1,5 Millionen Deutsche sind medikamentenabhängig

Berlin (dpa) - Mehr als 1,5 Millionen Menschen in Deutschland sind abhängig von Medikamenten. Sie greifen im Beruf oder Studium zu Pillen, um leistungsfähiger zu werden.

Auch unter den Hobbysportlern ist der Anteil derer, die sich mit Medikamenten dopen, größer als lange angenommen, berichten Sportwissenschaftler. „Etwa vier bis fünf Prozent aller verschreibungspflichtigen Medikamente können abhängig machen, vor allem Schlaf- und Beruhigungsmittel“, sagte Heinz-Günter Wolf, Präsident der Apothekenvereinigung ABDA. Zusammen mit dem ADAC und dem Deutschen Olympischen Sportbund (DOSB) diskutierten Experten am Donnerstag in Berlin über Strategien gegen Medikamentenmissbrauch.

Während es im Breitensport unter den Hobbyläufern vor allem um den Konsum von Nahrungsergänzungs- und Schmerzmitteln gehe, stelle sich die Situation in Fitness-Studios noch dramatischer dar, berichtete Mischa Kläber, Sportwissenschaftler der TU Darmstadt. „Dort hat sich über Jahrzehnte hinweg ein Milieu ausdifferenziert, in dem Jugendliche, Erwachsene und Rentner trotz der gesundheitsorientierten Mahnungen etlicher Experten und ohne medizinische Indikatoren auf hohem Niveau Medikamente zur sportlichen Leistungssteigerung konsumieren.“

Rund ein Fünftel greife zu solchen Mitteln.
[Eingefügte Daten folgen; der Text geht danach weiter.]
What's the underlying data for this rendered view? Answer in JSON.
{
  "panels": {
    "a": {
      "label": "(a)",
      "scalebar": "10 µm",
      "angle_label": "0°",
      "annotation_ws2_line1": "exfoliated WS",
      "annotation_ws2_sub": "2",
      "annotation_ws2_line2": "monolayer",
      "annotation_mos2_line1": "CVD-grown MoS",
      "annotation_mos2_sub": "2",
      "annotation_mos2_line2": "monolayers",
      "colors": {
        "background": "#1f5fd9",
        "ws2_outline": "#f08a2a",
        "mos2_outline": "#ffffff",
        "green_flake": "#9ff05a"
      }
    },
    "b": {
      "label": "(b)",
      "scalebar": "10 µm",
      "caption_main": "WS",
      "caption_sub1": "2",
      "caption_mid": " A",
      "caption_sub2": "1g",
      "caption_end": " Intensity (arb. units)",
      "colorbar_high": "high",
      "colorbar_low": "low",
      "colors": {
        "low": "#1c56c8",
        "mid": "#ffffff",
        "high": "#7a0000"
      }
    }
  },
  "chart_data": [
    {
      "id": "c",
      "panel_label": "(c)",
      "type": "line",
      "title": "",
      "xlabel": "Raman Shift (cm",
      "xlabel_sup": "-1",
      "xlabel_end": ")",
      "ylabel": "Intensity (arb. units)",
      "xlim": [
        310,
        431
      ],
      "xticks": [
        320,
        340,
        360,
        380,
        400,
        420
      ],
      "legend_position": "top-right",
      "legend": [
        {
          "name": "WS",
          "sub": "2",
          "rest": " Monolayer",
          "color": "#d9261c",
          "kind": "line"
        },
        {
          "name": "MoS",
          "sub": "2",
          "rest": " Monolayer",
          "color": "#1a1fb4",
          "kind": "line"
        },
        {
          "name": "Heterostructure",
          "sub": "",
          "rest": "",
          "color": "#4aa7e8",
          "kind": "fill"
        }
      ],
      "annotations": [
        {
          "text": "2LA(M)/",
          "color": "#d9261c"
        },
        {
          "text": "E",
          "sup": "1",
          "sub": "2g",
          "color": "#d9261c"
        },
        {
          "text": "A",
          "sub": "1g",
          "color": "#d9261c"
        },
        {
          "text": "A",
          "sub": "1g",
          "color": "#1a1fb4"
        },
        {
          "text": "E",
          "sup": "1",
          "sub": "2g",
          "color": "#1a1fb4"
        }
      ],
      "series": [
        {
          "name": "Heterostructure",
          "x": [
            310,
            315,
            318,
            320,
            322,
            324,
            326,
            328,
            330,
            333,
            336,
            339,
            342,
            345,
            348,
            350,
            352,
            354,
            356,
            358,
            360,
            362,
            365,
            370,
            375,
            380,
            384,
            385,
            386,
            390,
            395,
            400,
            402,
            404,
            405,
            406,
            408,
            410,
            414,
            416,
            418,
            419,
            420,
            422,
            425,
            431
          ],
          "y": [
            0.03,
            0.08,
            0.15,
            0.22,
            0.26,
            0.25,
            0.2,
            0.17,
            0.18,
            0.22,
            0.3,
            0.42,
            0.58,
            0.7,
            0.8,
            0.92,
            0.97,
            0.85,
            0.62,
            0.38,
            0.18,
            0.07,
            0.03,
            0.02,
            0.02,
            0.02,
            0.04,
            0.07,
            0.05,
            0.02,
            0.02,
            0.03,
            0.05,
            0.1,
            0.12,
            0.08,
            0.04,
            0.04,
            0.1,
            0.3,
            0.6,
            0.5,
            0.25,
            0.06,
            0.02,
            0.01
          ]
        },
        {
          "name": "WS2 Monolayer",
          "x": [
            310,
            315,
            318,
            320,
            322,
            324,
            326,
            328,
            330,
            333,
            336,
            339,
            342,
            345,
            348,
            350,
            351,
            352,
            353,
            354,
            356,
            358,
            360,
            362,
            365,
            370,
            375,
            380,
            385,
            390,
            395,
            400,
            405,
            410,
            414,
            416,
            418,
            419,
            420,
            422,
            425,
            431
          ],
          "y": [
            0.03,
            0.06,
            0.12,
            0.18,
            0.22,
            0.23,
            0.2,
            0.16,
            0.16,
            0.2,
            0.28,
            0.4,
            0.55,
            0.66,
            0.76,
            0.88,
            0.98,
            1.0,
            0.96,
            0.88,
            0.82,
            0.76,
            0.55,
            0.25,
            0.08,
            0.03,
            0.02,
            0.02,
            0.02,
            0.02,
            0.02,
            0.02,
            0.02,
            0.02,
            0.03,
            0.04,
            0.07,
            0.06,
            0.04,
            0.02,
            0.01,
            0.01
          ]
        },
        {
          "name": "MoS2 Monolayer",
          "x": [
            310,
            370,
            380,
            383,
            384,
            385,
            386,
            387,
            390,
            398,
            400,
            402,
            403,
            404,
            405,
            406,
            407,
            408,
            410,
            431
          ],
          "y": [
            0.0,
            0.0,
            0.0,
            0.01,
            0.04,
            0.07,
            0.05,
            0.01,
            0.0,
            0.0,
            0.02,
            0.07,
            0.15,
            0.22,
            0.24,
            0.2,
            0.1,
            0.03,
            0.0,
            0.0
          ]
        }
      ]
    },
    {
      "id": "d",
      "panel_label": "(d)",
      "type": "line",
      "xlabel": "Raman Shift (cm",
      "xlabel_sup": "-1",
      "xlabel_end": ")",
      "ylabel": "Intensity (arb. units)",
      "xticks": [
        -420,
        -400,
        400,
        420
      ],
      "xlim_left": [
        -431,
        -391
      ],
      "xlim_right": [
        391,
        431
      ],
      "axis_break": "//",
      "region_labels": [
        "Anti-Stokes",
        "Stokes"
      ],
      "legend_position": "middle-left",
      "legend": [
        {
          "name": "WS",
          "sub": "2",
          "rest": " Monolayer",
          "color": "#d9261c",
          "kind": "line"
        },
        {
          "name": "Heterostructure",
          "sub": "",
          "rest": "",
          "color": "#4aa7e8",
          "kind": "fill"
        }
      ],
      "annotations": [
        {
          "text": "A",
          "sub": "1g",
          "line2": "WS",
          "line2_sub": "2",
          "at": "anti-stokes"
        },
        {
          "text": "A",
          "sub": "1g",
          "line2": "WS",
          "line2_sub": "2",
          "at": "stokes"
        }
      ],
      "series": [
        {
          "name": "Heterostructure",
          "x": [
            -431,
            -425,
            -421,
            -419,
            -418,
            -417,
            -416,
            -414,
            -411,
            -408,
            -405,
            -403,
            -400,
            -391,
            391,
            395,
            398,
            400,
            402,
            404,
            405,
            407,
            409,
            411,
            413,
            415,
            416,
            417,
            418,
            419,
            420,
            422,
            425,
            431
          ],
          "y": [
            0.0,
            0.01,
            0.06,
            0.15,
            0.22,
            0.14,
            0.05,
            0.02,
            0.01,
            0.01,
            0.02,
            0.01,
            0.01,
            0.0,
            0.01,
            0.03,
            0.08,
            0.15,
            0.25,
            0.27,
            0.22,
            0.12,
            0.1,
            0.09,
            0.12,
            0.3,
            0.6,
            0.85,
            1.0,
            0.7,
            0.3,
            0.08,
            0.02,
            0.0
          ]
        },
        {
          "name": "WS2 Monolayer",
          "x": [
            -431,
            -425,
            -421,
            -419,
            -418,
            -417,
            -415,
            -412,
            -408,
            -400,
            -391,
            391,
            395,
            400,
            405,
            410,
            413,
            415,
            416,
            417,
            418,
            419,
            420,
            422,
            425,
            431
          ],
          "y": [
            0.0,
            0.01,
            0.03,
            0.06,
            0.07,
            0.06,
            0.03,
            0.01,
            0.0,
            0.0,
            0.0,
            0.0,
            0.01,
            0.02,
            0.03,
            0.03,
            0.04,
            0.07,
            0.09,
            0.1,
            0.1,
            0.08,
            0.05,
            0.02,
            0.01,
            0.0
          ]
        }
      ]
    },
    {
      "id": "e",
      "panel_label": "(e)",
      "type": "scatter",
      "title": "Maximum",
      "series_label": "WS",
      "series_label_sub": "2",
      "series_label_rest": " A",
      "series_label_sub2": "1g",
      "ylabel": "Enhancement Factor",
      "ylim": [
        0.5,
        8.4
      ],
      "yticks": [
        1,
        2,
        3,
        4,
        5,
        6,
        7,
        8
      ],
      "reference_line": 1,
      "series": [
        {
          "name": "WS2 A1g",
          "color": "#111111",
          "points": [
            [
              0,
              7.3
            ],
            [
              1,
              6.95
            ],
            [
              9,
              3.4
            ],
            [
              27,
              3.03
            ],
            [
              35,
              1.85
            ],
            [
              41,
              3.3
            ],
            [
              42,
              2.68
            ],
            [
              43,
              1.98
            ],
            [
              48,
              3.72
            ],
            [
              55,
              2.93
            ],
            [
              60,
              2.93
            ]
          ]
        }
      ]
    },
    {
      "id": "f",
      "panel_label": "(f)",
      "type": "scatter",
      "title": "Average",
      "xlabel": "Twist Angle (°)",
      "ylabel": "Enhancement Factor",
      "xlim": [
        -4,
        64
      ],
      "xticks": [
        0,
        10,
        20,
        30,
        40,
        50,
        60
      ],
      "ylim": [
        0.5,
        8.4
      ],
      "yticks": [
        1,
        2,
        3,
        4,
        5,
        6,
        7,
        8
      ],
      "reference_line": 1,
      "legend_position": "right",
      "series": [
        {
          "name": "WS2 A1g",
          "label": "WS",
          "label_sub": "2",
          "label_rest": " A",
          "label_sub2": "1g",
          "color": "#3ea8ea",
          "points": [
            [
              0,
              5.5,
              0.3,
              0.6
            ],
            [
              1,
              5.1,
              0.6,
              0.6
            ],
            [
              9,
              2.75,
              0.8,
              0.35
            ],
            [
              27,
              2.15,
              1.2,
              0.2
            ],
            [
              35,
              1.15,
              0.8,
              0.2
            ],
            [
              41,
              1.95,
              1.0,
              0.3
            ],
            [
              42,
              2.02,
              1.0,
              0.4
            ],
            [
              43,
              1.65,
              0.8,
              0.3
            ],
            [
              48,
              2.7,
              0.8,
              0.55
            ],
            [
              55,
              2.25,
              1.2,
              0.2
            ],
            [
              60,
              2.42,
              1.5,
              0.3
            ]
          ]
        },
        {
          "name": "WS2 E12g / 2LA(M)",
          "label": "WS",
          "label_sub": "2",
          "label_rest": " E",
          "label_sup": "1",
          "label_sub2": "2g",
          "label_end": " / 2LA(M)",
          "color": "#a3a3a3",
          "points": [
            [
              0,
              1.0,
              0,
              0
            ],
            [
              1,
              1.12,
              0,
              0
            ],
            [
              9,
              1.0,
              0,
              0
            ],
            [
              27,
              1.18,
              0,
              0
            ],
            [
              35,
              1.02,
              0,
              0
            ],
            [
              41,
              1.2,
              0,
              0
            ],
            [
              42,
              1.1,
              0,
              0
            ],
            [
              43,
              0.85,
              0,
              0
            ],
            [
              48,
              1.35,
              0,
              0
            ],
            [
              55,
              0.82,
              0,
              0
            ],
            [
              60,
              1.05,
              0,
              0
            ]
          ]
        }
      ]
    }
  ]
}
Bei knapp sieben Millionen registrierten Studiobesuchern bedeute dies mehrere 100 000 Konsumenten - Dunkelziffer exklusive. Laut Kläber verläuft eine typische Kraftsport-Biografie in mehreren Etappen - vom Griff zu Nahrungsergänzungsmitteln über Humanarzneien, Tierarzneien bis hin zu Betäubungsmitteln. „Beharrliche und rigorose Aufklärungsarbeit ist wichtig“, betonte Kläber. Zudem müssten Fitness-Studios zur mehr Kontrolle verpflichtet und Mediziner, die mitmischen, stärker sanktioniert werden.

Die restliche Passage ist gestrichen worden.